Tuesday, February 11, 2014

The Returned: The Post-Zombie Future

This is why we really shouldn’t demonize pharmaceutical companies. We might really need them sometime, especially in the post-zombie future. Medical science has developed a cure for newly infected zombies. Naturally, there is a catch. It depends on a protein extracted from the spinal columns of full blown, incurable walking dead and must be administered shortly after contamination. However, as treatment improves, there are fewer sources of the serum and more cases requiring it. This leads to an inevitable problem of scarcity in Manuel Carballo’s The Returned (trailer here), which opens in Los Angeles this Friday.

You would think they would hardly notice an influx of zombies in Canada, but there is indeed a rabble rousing crowd of fear mongers making life difficult for Dr. Kate. She is the lead physician for her hospital’s “Returned” ward and a prominent fundraiser for synthesizing the serum. She also happens to be romantically linked with Alex Green, a Returned musician, whom she met while overseeing his treatment.

With stockpiles of the protein growing scarce, the mob is turning on the Returned and those who treat them. Things get really bad when a band of radicals attack her ward, making off with confidential Returned files.  Already exhausting their black market options, the doctor and her hipster patient will soon be forced to take desperate measures.

Clearly, the market for zombie-related entertainment remains undiminished if even the post-zombie scenario of BBC America’s In the Flesh is subject to the old “homage” treatment. At least series writer-creator Dominic Mitchell gives viewers a fair number of old school zombie flashbacks.

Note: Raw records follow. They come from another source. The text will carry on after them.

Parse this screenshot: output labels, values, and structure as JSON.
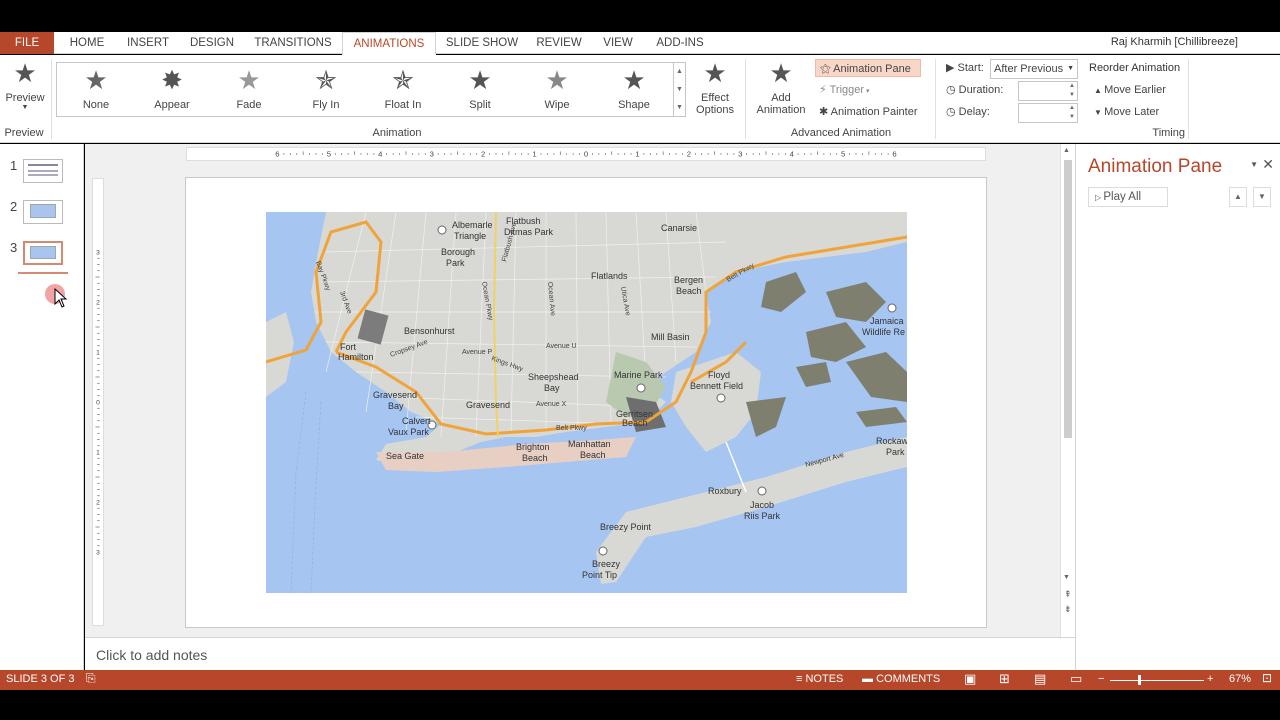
{
  "ribbon_tabs": [
    "FILE",
    "HOME",
    "INSERT",
    "DESIGN",
    "TRANSITIONS",
    "ANIMATIONS",
    "SLIDE SHOW",
    "REVIEW",
    "VIEW",
    "ADD-INS"
  ],
  "user_name": "Raj Kharmih [Chillibreeze]",
  "preview": {
    "label": "Preview",
    "group_label": "Preview"
  },
  "animation_gallery": {
    "group_label": "Animation",
    "items": [
      "None",
      "Appear",
      "Fade",
      "Fly In",
      "Float In",
      "Split",
      "Wipe",
      "Shape"
    ]
  },
  "effect_options": {
    "label_line1": "Effect",
    "label_line2": "Options"
  },
  "advanced": {
    "group_label": "Advanced Animation",
    "add_animation_line1": "Add",
    "add_animation_line2": "Animation",
    "animation_pane": "Animation Pane",
    "trigger": "Trigger",
    "animation_painter": "Animation Painter"
  },
  "timing": {
    "group_label": "Timing",
    "start_label": "Start:",
    "start_value": "After Previous",
    "duration_label": "Duration:",
    "delay_label": "Delay:"
  },
  "reorder": {
    "title": "Reorder Animation",
    "move_earlier": "Move Earlier",
    "move_later": "Move Later"
  },
  "slides": [
    {
      "number": "1"
    },
    {
      "number": "2"
    },
    {
      "number": "3"
    }
  ],
  "ruler_h": [
    "6",
    "5",
    "4",
    "3",
    "2",
    "1",
    "0",
    "1",
    "2",
    "3",
    "4",
    "5",
    "6"
  ],
  "ruler_v": [
    "3",
    "2",
    "1",
    "0",
    "1",
    "2",
    "3"
  ],
  "map_labels": {
    "albemarle": "Albemarle",
    "triangle": "Triangle",
    "flatbush": "Flatbush",
    "ditmas": "Ditmas Park",
    "canarsie": "Canarsie",
    "borough": "Borough",
    "park": "Park",
    "flatlands": "Flatlands",
    "bergen": "Bergen",
    "beach": "Beach",
    "bensonhurst": "Bensonhurst",
    "mill_basin": "Mill Basin",
    "fort": "Fort",
    "hamilton": "Hamilton",
    "sheepshead": "Sheepshead",
    "bay": "Bay",
    "marine_park": "Marine Park",
    "floyd": "Floyd",
    "bennett": "Bennett Field",
    "gravesend_bay": "Gravesend",
    "gravesend_bay2": "Bay",
    "gravesend": "Gravesend",
    "gerritsen": "Gerritsen",
    "gerritsen2": "Beach",
    "calvert": "Calvert",
    "vaux": "Vaux Park",
    "brighton": "Brighton",
    "brighton2": "Beach",
    "manhattan": "Manhattan",
    "manhattan2": "Beach",
    "sea_gate": "Sea Gate",
    "jamaica": "Jamaica",
    "wildlife": "Wildlife Re",
    "rockaway": "Rockaway",
    "rockaway2": "Park",
    "newport": "Newport Ave",
    "roxbury": "Roxbury",
    "jacob": "Jacob",
    "riis": "Riis Park",
    "breezy": "Breezy Point",
    "breezy_tip1": "Breezy",
    "breezy_tip2": "Point Tip",
    "avenue_p": "Avenue P",
    "avenue_u": "Avenue U",
    "avenue_x": "Avenue X",
    "belt_pkwy": "Belt Pkwy",
    "bay_pkwy": "Bay Pkwy",
    "ocean_pkwy": "Ocean Pkwy",
    "ocean_ave": "Ocean Ave",
    "flatbush_ave": "Flatbush Ave",
    "utica_ave": "Utica Ave",
    "kings_hwy": "Kings Hwy",
    "cropsey": "Cropsey Ave",
    "third_ave": "3rd Ave",
    "bay_pky2": "Belt Pkwy"
  },
  "notes_placeholder": "Click to add notes",
  "animation_pane": {
    "title": "Animation Pane",
    "play_all": "Play All"
  },
  "status": {
    "slide_info": "SLIDE 3 OF 3",
    "notes": "NOTES",
    "comments": "COMMENTS",
    "zoom": "67%"
  }
}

In contrast, The Returned is distinctly light in the shuffling horde department, but it takes its message of tolerance painfully seriously.

As a zombie film almost entirely without zombies, The Returned is bound to disappoint the majority of zombie junkies. Still, Emily Hampshire and Kris Holden-Reid make a ridiculously attractive couple, who show flashes of chemistry in their scenes together. They are actually reasonably compelling when navigating the ethically ambiguous terrain of post-zombie (or maybe not so post) life.

To its credit, The Returned offers up a clever bit of business involving the Bela Lugosi near classic White Zombie (still under-appreciated as the granddaddy of all zombie movies). Frankly, it is a better vehicle for Hampshire than Good Neighbors, so it might lead to more work for her down Hollywood way. Regardless, Carballo really should have dialed down the teaching moments and ratcheted up the action around the midway point, instead of going all in for angst. The Returned is a competent production, but it is already late for the party. For die-hard Canadian zombie fans, it releases this Friday (2/14) in L.A. at the Laemmle Music Hall, just in time for Valentine’s Day.